Per uscire da questo sistema corrotto secondo l'oratore non vi è che una via: «Non basta la
rappresentanza proporzionale, essa senza Suffragio Universale è una mistificazione. Bisogna
rinnovare il corpo elettorale, perché col Suffragio Universale la corruzione specialmente nel
meridionale diventa impossibile perché richiederebbe grandi somme e poi i contadini non ànno
nessun interesse a farsi comprare dai camorristi signorotti e latifondisti».
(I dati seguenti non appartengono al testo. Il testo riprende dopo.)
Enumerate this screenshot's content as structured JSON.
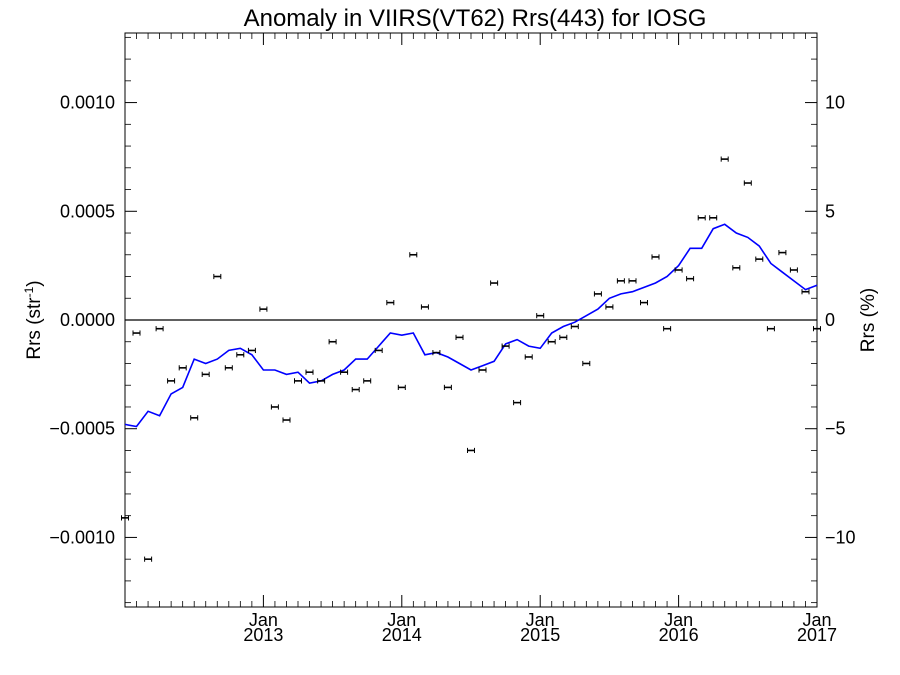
{
  "chart_data": {
    "type": "line",
    "title": "Anomaly in VIIRS(VT62) Rrs(443) for IOSG",
    "ylabel_left": "Rrs (str",
    "ylabel_left_sup": "-1",
    "ylabel_left_close": ")",
    "ylabel_right": "Rrs (%)",
    "xlim": [
      2012.0,
      2017.0
    ],
    "ylim_left": [
      -0.00132,
      0.00132
    ],
    "ylim_right": [
      -13.2,
      13.2
    ],
    "grid": false,
    "x_ticks": [
      {
        "value": 2013.0,
        "month": "Jan",
        "year": "2013"
      },
      {
        "value": 2014.0,
        "month": "Jan",
        "year": "2014"
      },
      {
        "value": 2015.0,
        "month": "Jan",
        "year": "2015"
      },
      {
        "value": 2016.0,
        "month": "Jan",
        "year": "2016"
      },
      {
        "value": 2017.0,
        "month": "Jan",
        "year": "2017"
      }
    ],
    "y_ticks_left": [
      {
        "value": 0.001,
        "label": "0.0010"
      },
      {
        "value": 0.0005,
        "label": "0.0005"
      },
      {
        "value": 0.0,
        "label": "0.0000"
      },
      {
        "value": -0.0005,
        "label": "−0.0005"
      },
      {
        "value": -0.001,
        "label": "−0.0010"
      }
    ],
    "y_ticks_right": [
      {
        "value": 10,
        "label": "10"
      },
      {
        "value": 5,
        "label": "5"
      },
      {
        "value": 0,
        "label": "0"
      },
      {
        "value": -5,
        "label": "−5"
      },
      {
        "value": -10,
        "label": "−10"
      }
    ],
    "zero_line": 0.0,
    "series": [
      {
        "kind": "points_with_errorbars",
        "color": "#000000",
        "x": [
          2012.0,
          2012.083,
          2012.167,
          2012.25,
          2012.333,
          2012.417,
          2012.5,
          2012.583,
          2012.667,
          2012.75,
          2012.833,
          2012.917,
          2013.0,
          2013.083,
          2013.167,
          2013.25,
          2013.333,
          2013.417,
          2013.5,
          2013.583,
          2013.667,
          2013.75,
          2013.833,
          2013.917,
          2014.0,
          2014.083,
          2014.167,
          2014.25,
          2014.333,
          2014.417,
          2014.5,
          2014.583,
          2014.667,
          2014.75,
          2014.833,
          2014.917,
          2015.0,
          2015.083,
          2015.167,
          2015.25,
          2015.333,
          2015.417,
          2015.5,
          2015.583,
          2015.667,
          2015.75,
          2015.833,
          2015.917,
          2016.0,
          2016.083,
          2016.167,
          2016.25,
          2016.333,
          2016.417,
          2016.5,
          2016.583,
          2016.667,
          2016.75,
          2016.833,
          2016.917,
          2017.0
        ],
        "y": [
          -0.00091,
          -6e-05,
          -0.0011,
          -4e-05,
          -0.00028,
          -0.00022,
          -0.00045,
          -0.00025,
          0.0002,
          -0.00022,
          -0.00016,
          -0.00014,
          5e-05,
          -0.0004,
          -0.00046,
          -0.00028,
          -0.00024,
          -0.00028,
          -0.0001,
          -0.00024,
          -0.00032,
          -0.00028,
          -0.00014,
          8e-05,
          -0.00031,
          0.0003,
          6e-05,
          -0.00015,
          -0.00031,
          -8e-05,
          -0.0006,
          -0.00023,
          0.00017,
          -0.00012,
          -0.00038,
          -0.00017,
          2e-05,
          -0.0001,
          -8e-05,
          -3e-05,
          -0.0002,
          0.00012,
          6e-05,
          0.00018,
          0.00018,
          8e-05,
          0.00029,
          -4e-05,
          0.00023,
          0.00019,
          0.00047,
          0.00047,
          0.00074,
          0.00024,
          0.00063,
          0.00028,
          -4e-05,
          0.00031,
          0.00023,
          0.00013,
          -4e-05
        ],
        "err": 5e-06
      },
      {
        "kind": "line",
        "color": "#0000ff",
        "x": [
          2012.0,
          2012.083,
          2012.167,
          2012.25,
          2012.333,
          2012.417,
          2012.5,
          2012.583,
          2012.667,
          2012.75,
          2012.833,
          2012.917,
          2013.0,
          2013.083,
          2013.167,
          2013.25,
          2013.333,
          2013.417,
          2013.5,
          2013.583,
          2013.667,
          2013.75,
          2013.833,
          2013.917,
          2014.0,
          2014.083,
          2014.167,
          2014.25,
          2014.333,
          2014.417,
          2014.5,
          2014.583,
          2014.667,
          2014.75,
          2014.833,
          2014.917,
          2015.0,
          2015.083,
          2015.167,
          2015.25,
          2015.333,
          2015.417,
          2015.5,
          2015.583,
          2015.667,
          2015.75,
          2015.833,
          2015.917,
          2016.0,
          2016.083,
          2016.167,
          2016.25,
          2016.333,
          2016.417,
          2016.5,
          2016.583,
          2016.667,
          2016.75,
          2016.833,
          2016.917,
          2017.0
        ],
        "y": [
          -0.00048,
          -0.00049,
          -0.00042,
          -0.00044,
          -0.00034,
          -0.00031,
          -0.00018,
          -0.0002,
          -0.00018,
          -0.00014,
          -0.00013,
          -0.00016,
          -0.00023,
          -0.00023,
          -0.00025,
          -0.00024,
          -0.00029,
          -0.00028,
          -0.00025,
          -0.00023,
          -0.00018,
          -0.00018,
          -0.00012,
          -6e-05,
          -7e-05,
          -6e-05,
          -0.00016,
          -0.00015,
          -0.00017,
          -0.0002,
          -0.00023,
          -0.00021,
          -0.00019,
          -0.00011,
          -9e-05,
          -0.00012,
          -0.00013,
          -6e-05,
          -3e-05,
          -1e-05,
          2e-05,
          5e-05,
          0.0001,
          0.00012,
          0.00013,
          0.00015,
          0.00017,
          0.0002,
          0.00025,
          0.00033,
          0.00033,
          0.00042,
          0.00044,
          0.0004,
          0.00038,
          0.00034,
          0.00026,
          0.00022,
          0.00018,
          0.00014,
          0.00016
        ]
      }
    ]
  }
}
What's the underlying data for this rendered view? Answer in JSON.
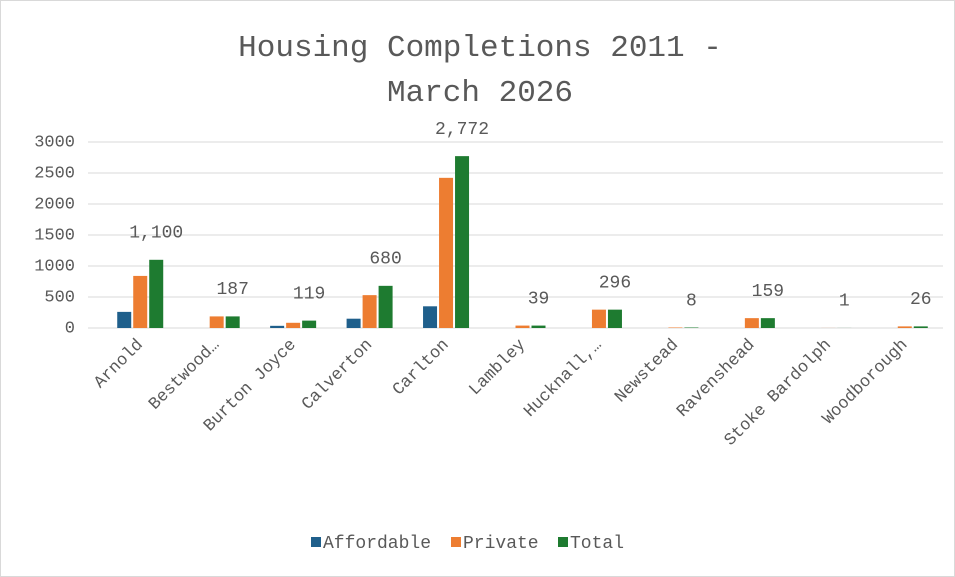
{
  "chart_data": {
    "type": "bar",
    "title": "Housing Completions 2011 - March 2026",
    "categories": [
      "Arnold",
      "Bestwood…",
      "Burton Joyce",
      "Calverton",
      "Carlton",
      "Lambley",
      "Hucknall,…",
      "Newstead",
      "Ravenshead",
      "Stoke Bardolph",
      "Woodborough"
    ],
    "series": [
      {
        "name": "Affordable",
        "color": "#1f5f8b",
        "values": [
          260,
          0,
          35,
          150,
          350,
          0,
          0,
          0,
          0,
          0,
          0
        ]
      },
      {
        "name": "Private",
        "color": "#ed7d31",
        "values": [
          840,
          187,
          84,
          530,
          2422,
          39,
          296,
          8,
          159,
          1,
          26
        ]
      },
      {
        "name": "Total",
        "color": "#1e7b30",
        "values": [
          1100,
          187,
          119,
          680,
          2772,
          39,
          296,
          8,
          159,
          1,
          26
        ],
        "value_labels": [
          "1,100",
          "187",
          "119",
          "680",
          "2,772",
          "39",
          "296",
          "8",
          "159",
          "1",
          "26"
        ]
      }
    ],
    "ylim": [
      0,
      3000
    ],
    "yticks": [
      0,
      500,
      1000,
      1500,
      2000,
      2500,
      3000
    ],
    "grid": true,
    "legend": "bottom"
  }
}
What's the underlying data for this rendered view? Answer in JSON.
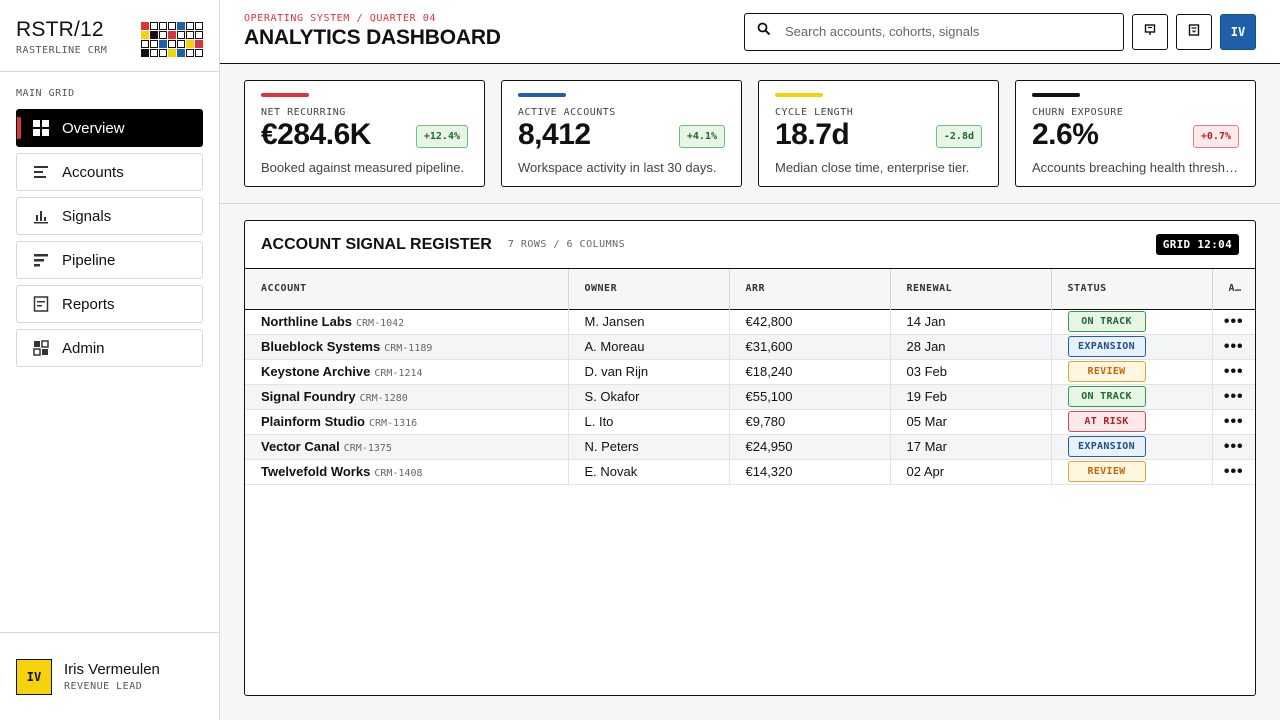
{
  "brand": {
    "title": "RSTR/12",
    "subtitle": "RASTERLINE CRM"
  },
  "sidebar": {
    "section_label": "MAIN GRID",
    "items": [
      {
        "label": "Overview",
        "icon": "grid-icon"
      },
      {
        "label": "Accounts",
        "icon": "list-icon"
      },
      {
        "label": "Signals",
        "icon": "bar-chart-icon"
      },
      {
        "label": "Pipeline",
        "icon": "pipeline-icon"
      },
      {
        "label": "Reports",
        "icon": "report-icon"
      },
      {
        "label": "Admin",
        "icon": "admin-icon"
      }
    ],
    "active_index": 0
  },
  "user": {
    "initials": "IV",
    "name": "Iris Vermeulen",
    "role": "REVENUE LEAD"
  },
  "header": {
    "breadcrumb": "OPERATING SYSTEM / QUARTER 04",
    "title": "ANALYTICS DASHBOARD",
    "search_placeholder": "Search accounts, cohorts, signals",
    "avatar_initials": "IV"
  },
  "kpis": [
    {
      "label": "NET RECURRING",
      "value": "€284.6K",
      "delta": "+12.4%",
      "delta_type": "up",
      "note": "Booked against measured pipeline.",
      "accent": "#e0323c"
    },
    {
      "label": "ACTIVE ACCOUNTS",
      "value": "8,412",
      "delta": "+4.1%",
      "delta_type": "up",
      "note": "Workspace activity in last 30 days.",
      "accent": "#1f5ea8"
    },
    {
      "label": "CYCLE LENGTH",
      "value": "18.7d",
      "delta": "-2.8d",
      "delta_type": "up",
      "note": "Median close time, enterprise tier.",
      "accent": "#f5d20a"
    },
    {
      "label": "CHURN EXPOSURE",
      "value": "2.6%",
      "delta": "+0.7%",
      "delta_type": "down",
      "note": "Accounts breaching health thresh…",
      "accent": "#111111"
    }
  ],
  "table": {
    "title": "ACCOUNT SIGNAL REGISTER",
    "meta": "7 ROWS / 6 COLUMNS",
    "badge": "GRID 12:04",
    "columns": [
      "ACCOUNT",
      "OWNER",
      "ARR",
      "RENEWAL",
      "STATUS",
      "A…"
    ],
    "rows": [
      {
        "name": "Northline Labs",
        "id": "CRM-1042",
        "owner": "M. Jansen",
        "arr": "€42,800",
        "renewal": "14 Jan",
        "status": "ON TRACK",
        "status_type": "ontrack"
      },
      {
        "name": "Blueblock Systems",
        "id": "CRM-1189",
        "owner": "A. Moreau",
        "arr": "€31,600",
        "renewal": "28 Jan",
        "status": "EXPANSION",
        "status_type": "expansion"
      },
      {
        "name": "Keystone Archive",
        "id": "CRM-1214",
        "owner": "D. van Rijn",
        "arr": "€18,240",
        "renewal": "03 Feb",
        "status": "REVIEW",
        "status_type": "review"
      },
      {
        "name": "Signal Foundry",
        "id": "CRM-1280",
        "owner": "S. Okafor",
        "arr": "€55,100",
        "renewal": "19 Feb",
        "status": "ON TRACK",
        "status_type": "ontrack"
      },
      {
        "name": "Plainform Studio",
        "id": "CRM-1316",
        "owner": "L. Ito",
        "arr": "€9,780",
        "renewal": "05 Mar",
        "status": "AT RISK",
        "status_type": "atrisk"
      },
      {
        "name": "Vector Canal",
        "id": "CRM-1375",
        "owner": "N. Peters",
        "arr": "€24,950",
        "renewal": "17 Mar",
        "status": "EXPANSION",
        "status_type": "expansion"
      },
      {
        "name": "Twelvefold Works",
        "id": "CRM-1408",
        "owner": "E. Novak",
        "arr": "€14,320",
        "renewal": "02 Apr",
        "status": "REVIEW",
        "status_type": "review"
      }
    ],
    "row_action": "•••"
  },
  "colors": {
    "red": "#e0323c",
    "blue": "#1f5ea8",
    "yellow": "#f5d20a",
    "black": "#111111"
  }
}
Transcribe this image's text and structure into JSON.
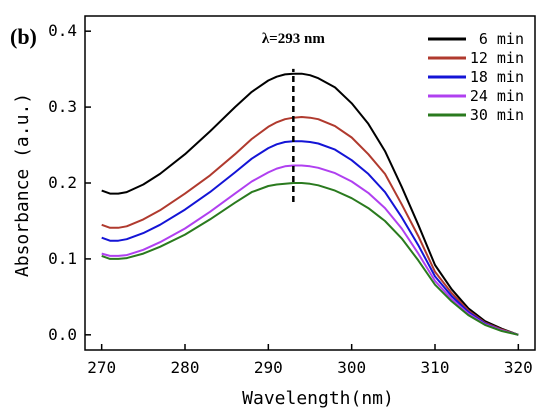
{
  "chart_data": {
    "type": "line",
    "panel_label": "(b)",
    "xlabel": "Wavelength(nm)",
    "ylabel": "Absorbance (a.u.)",
    "xlim": [
      268,
      322
    ],
    "ylim": [
      -0.02,
      0.42
    ],
    "xticks": [
      270,
      280,
      290,
      300,
      310,
      320
    ],
    "yticks": [
      0.0,
      0.1,
      0.2,
      0.3,
      0.4
    ],
    "ytick_labels": [
      "0.0",
      "0.1",
      "0.2",
      "0.3",
      "0.4"
    ],
    "legend_position": "top-right",
    "annotation": {
      "text": "λ=293 nm",
      "x": 293,
      "y_from": 0.175,
      "y_to": 0.345
    },
    "x": [
      270,
      271,
      272,
      273,
      275,
      277,
      280,
      283,
      286,
      288,
      290,
      291,
      292,
      293,
      294,
      295,
      296,
      298,
      300,
      302,
      304,
      306,
      308,
      310,
      312,
      314,
      316,
      318,
      320
    ],
    "series": [
      {
        "name": "6 min",
        "color": "#000000",
        "values": [
          0.19,
          0.186,
          0.186,
          0.188,
          0.198,
          0.212,
          0.238,
          0.268,
          0.3,
          0.32,
          0.335,
          0.34,
          0.343,
          0.344,
          0.344,
          0.342,
          0.338,
          0.326,
          0.305,
          0.278,
          0.242,
          0.195,
          0.145,
          0.092,
          0.06,
          0.035,
          0.018,
          0.008,
          0.0
        ]
      },
      {
        "name": "12 min",
        "color": "#b03a2e",
        "values": [
          0.145,
          0.141,
          0.141,
          0.143,
          0.152,
          0.164,
          0.186,
          0.21,
          0.238,
          0.258,
          0.274,
          0.28,
          0.284,
          0.286,
          0.287,
          0.286,
          0.284,
          0.275,
          0.26,
          0.238,
          0.212,
          0.172,
          0.13,
          0.083,
          0.055,
          0.032,
          0.016,
          0.007,
          0.0
        ]
      },
      {
        "name": "18 min",
        "color": "#1414d6",
        "values": [
          0.128,
          0.124,
          0.124,
          0.126,
          0.134,
          0.145,
          0.165,
          0.188,
          0.214,
          0.232,
          0.246,
          0.251,
          0.254,
          0.255,
          0.255,
          0.254,
          0.252,
          0.244,
          0.23,
          0.212,
          0.188,
          0.155,
          0.118,
          0.077,
          0.051,
          0.03,
          0.015,
          0.006,
          0.0
        ]
      },
      {
        "name": "24 min",
        "color": "#b040f0",
        "values": [
          0.107,
          0.104,
          0.104,
          0.105,
          0.112,
          0.122,
          0.14,
          0.162,
          0.186,
          0.202,
          0.214,
          0.219,
          0.222,
          0.223,
          0.223,
          0.222,
          0.22,
          0.213,
          0.202,
          0.187,
          0.167,
          0.14,
          0.107,
          0.071,
          0.047,
          0.028,
          0.014,
          0.006,
          0.0
        ]
      },
      {
        "name": "30 min",
        "color": "#2a7a1e",
        "values": [
          0.104,
          0.1,
          0.1,
          0.101,
          0.107,
          0.116,
          0.132,
          0.152,
          0.174,
          0.188,
          0.196,
          0.198,
          0.199,
          0.2,
          0.2,
          0.199,
          0.197,
          0.19,
          0.18,
          0.167,
          0.15,
          0.127,
          0.098,
          0.066,
          0.044,
          0.026,
          0.013,
          0.005,
          0.0
        ]
      }
    ]
  }
}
Salvemini contesta poi le obiezioni che solitamente vengono mosse all'introduzione del suffragio
universale sostenendo che anche l'analfabeta è una persona matura, che è falso sostenere il pericolo
clericale che verrebbe col suffragio universale,
Avviandosi al termine della sua conferenza Salvemini difende i suoi concittadini istituendo un
rapporto con i braccianti romagnoli: «Il popolo meridionale è un calunniato, avvilito in patria esso
solca l'Oceano, e porta la ricchezza del proprio lavoro in America e annualmente manda alla madre
patria attraverso gli uffici postali milioni e milioni che permettono il fiorire della nostra finanza,
mentre i braccianti di Romagna non sanno abbandonare il paese e tutti gli anni premono il governo
pei lavori pubblici e fanno dimostrazioni» e chiude infine citando un episodio per lui doloroso, il
recente terremoto che gli ha distrutto la famiglia poiché «Accenna al terremoto, e dimostra non vera
la pretesa inferiorità dei meridionali che non si devono gabellare per quel migliaio di straccioni che
corsero l'Italia dopo il disastro».
Nonostante il poco pubblico che, a detta della stampa locale, assiste alle due conferenze il nome di
Salvemini rimane, almeno in certi ambienti faentini, un nome importante poiché nelle sue Note
Faentine pubblicate nel 1974 il professor Giovanni Cattani che a metà degli anni sessanta
assegnava come compito delle vacanze ai suoi alunni di terza Liceo scientifico la lettura delle
Memorie di un fuoruscito e che 1973 organizzava a Faenza il Convegno di Studi su Gaetano
Salvemini scrive:
Scolaro delle scuole elementari, per le feste di Natale e di Pasqua ricevevo in regalo da una mia zia materna un libro,
che mi sceglievo [...] vidi, uno dei primi anni che mi recavo a scegliere il libro del regalo, una storia della Rivoluzione
francese di un certo Gaetano Salvemini. La cartolaia-libraia, ch'era donna dal fare e dal dire autorevole verso gli
sprovveduti acquirenti [...] mi ricordo che presentò il libro così: «Certamente non è adeguato all'età, ma Salvemini è
Salvemini». Era un giudizio di lode, che doveva provenire (me ne resi conto anni dopo), come tutto ciò che usciva di
culturale dalla bocca della signora, da qualcuno dei frequentatori che godeva della sua stima. Penso si fosse attorno al
1925 e i libri di autori antifascisti come Salvemini, specie di argomento storico, non erano ancora stati tolti dalla
circolazione. [...] Scelsi un altro libro, ma quel Salvemini che era Salvemini mi rimase stampato in mente per sempre.
Che dovesse diventare poi il nome del maestro per eccellenza , questo allora non potevo sapere.